The new functionality lets you define each extract grep location using the same fine-grained settings as already described for tokens in Sequencer, and each extract grep item is defined independently of the others. This lets you use different options (for delimiter, regex, case sensitivity, etc.) for each item to be extracted, removing an annoying limitation on the prior version of Intruder. You can also specify an overall length limit, to avoid consuming unnecessary memory in the event of misconfiguration or unexpected responses.

Two nice features of the extract grep functionality are:

  • If you specify identical successive extract grep items (using the copy button), then Burp will search each response from the end of the previous match. In this way, you can easily extract multiple similar data fields from each response with an easy configuration. For example, if responses contain lots of interesting data within an HTML table, you can define multiple successive extract grep items using the regex <td>(.*?)</td> in order to extract the contents of successive cells within the table.

  • Often, when browsing through the results of an Intruder attack, you will notice some responses with anomalous content, such as an error message, that does not appear within the original base response. If you want to extract a specific string from these responses you can use the context menu within the Intruder results table and choose the "define extract grep from response" option. This will show the extract grep configuration dialog with the specific response you have selected, allowing you to quickly define an extract grep item that will work for responses of this type:

5. A much-requested feature has been added to session-handling macros - the ability to define custom parameter locations within macro responses. In today's Ajax-heavy applications, items such as anti-CSRF tokens are often transmitted to the client within JavaScript or JSON structures; client-side code then processes the item and sends it within the relevant parameter in subsequent requests. Burp previously only identified parameters appearing within HTML forms, URL query strings and other conventional locations, and so could not cope with these kind of tokens.

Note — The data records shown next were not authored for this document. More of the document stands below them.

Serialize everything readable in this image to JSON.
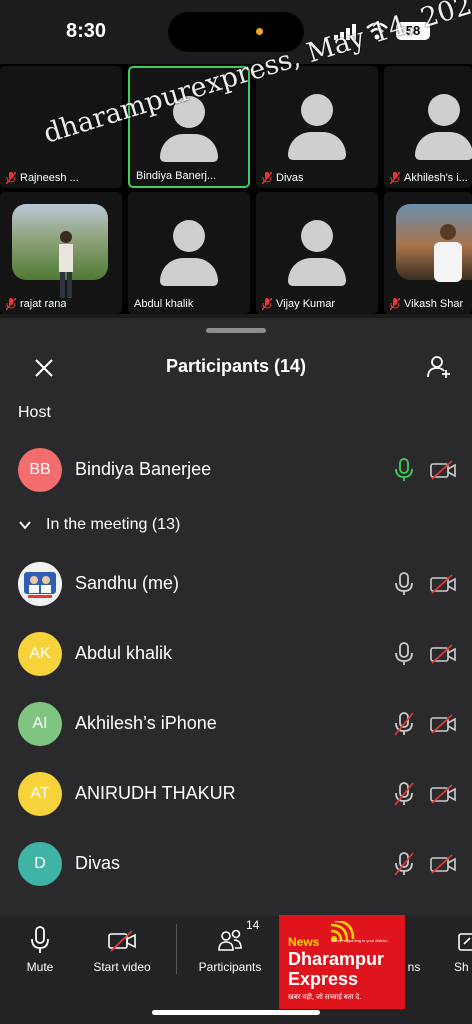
{
  "status_bar": {
    "time": "8:30",
    "battery": "58"
  },
  "watermark": "dharampurexpress, May 14, 202",
  "video_tiles": [
    {
      "label": "Rajneesh ...",
      "muted": true,
      "type": "dark"
    },
    {
      "label": "Bindiya Banerj...",
      "muted": false,
      "type": "avatar",
      "active": true
    },
    {
      "label": "Divas",
      "muted": true,
      "type": "avatar"
    },
    {
      "label": "Akhilesh's i...",
      "muted": true,
      "type": "avatar"
    },
    {
      "label": "rajat rana",
      "muted": true,
      "type": "photo"
    },
    {
      "label": "Abdul khalik",
      "muted": false,
      "type": "avatar"
    },
    {
      "label": "Vijay Kumar",
      "muted": true,
      "type": "avatar"
    },
    {
      "label": "Vikash Shar",
      "muted": true,
      "type": "photo"
    }
  ],
  "sheet": {
    "title": "Participants (14)",
    "host_section": "Host",
    "meeting_section": "In the meeting (13)"
  },
  "host": {
    "initials": "BB",
    "name": "Bindiya Banerjee",
    "color": "#f26d6d",
    "mic": "on-green",
    "video": "off"
  },
  "participants": [
    {
      "initials": "",
      "name": "Sandhu (me)",
      "color": "#ffffff",
      "mic": "on",
      "video": "off"
    },
    {
      "initials": "AK",
      "name": "Abdul khalik",
      "color": "#f7d33b",
      "mic": "on",
      "video": "off"
    },
    {
      "initials": "AI",
      "name": "Akhilesh’s iPhone",
      "color": "#7fc481",
      "mic": "muted",
      "video": "off"
    },
    {
      "initials": "AT",
      "name": "ANIRUDH THAKUR",
      "color": "#f7d33b",
      "mic": "muted",
      "video": "off"
    },
    {
      "initials": "D",
      "name": "Divas",
      "color": "#3fb3a5",
      "mic": "muted",
      "video": "off"
    }
  ],
  "toolbar": {
    "mute": "Mute",
    "start_video": "Start video",
    "participants": "Participants",
    "participants_count": "14",
    "more_partial": "ns",
    "share_partial": "Sh"
  },
  "news_logo": {
    "top": "News",
    "tiny": "Every happening in your district...",
    "line1": "Dharampur",
    "line2": "Express",
    "tagline": "खबर वही, जो सच्चाई बता दे."
  }
}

In the new release, you can configure arbitrary named parameter locations within a macro response, using the same response extraction UI already described. For example, this allows you to specify that a particular JavaScript string contains a parameter with a specific name. When updating parameters in subsequent requests, Burp will update any parameter with that name using the value extracted from the configured location in the prior response:

Some users have identified a further requirement within the macro parameter handling - the ability to deal with and update ephemerally-named parameters, which some applications are using for anti-CSRF defenses. In these applications, the name of the anti-CSRF parameter changes with each request, and Burp is not currently able to automatically update this parameter name via session handling rules. We hope to have a solution for this situation in a future release.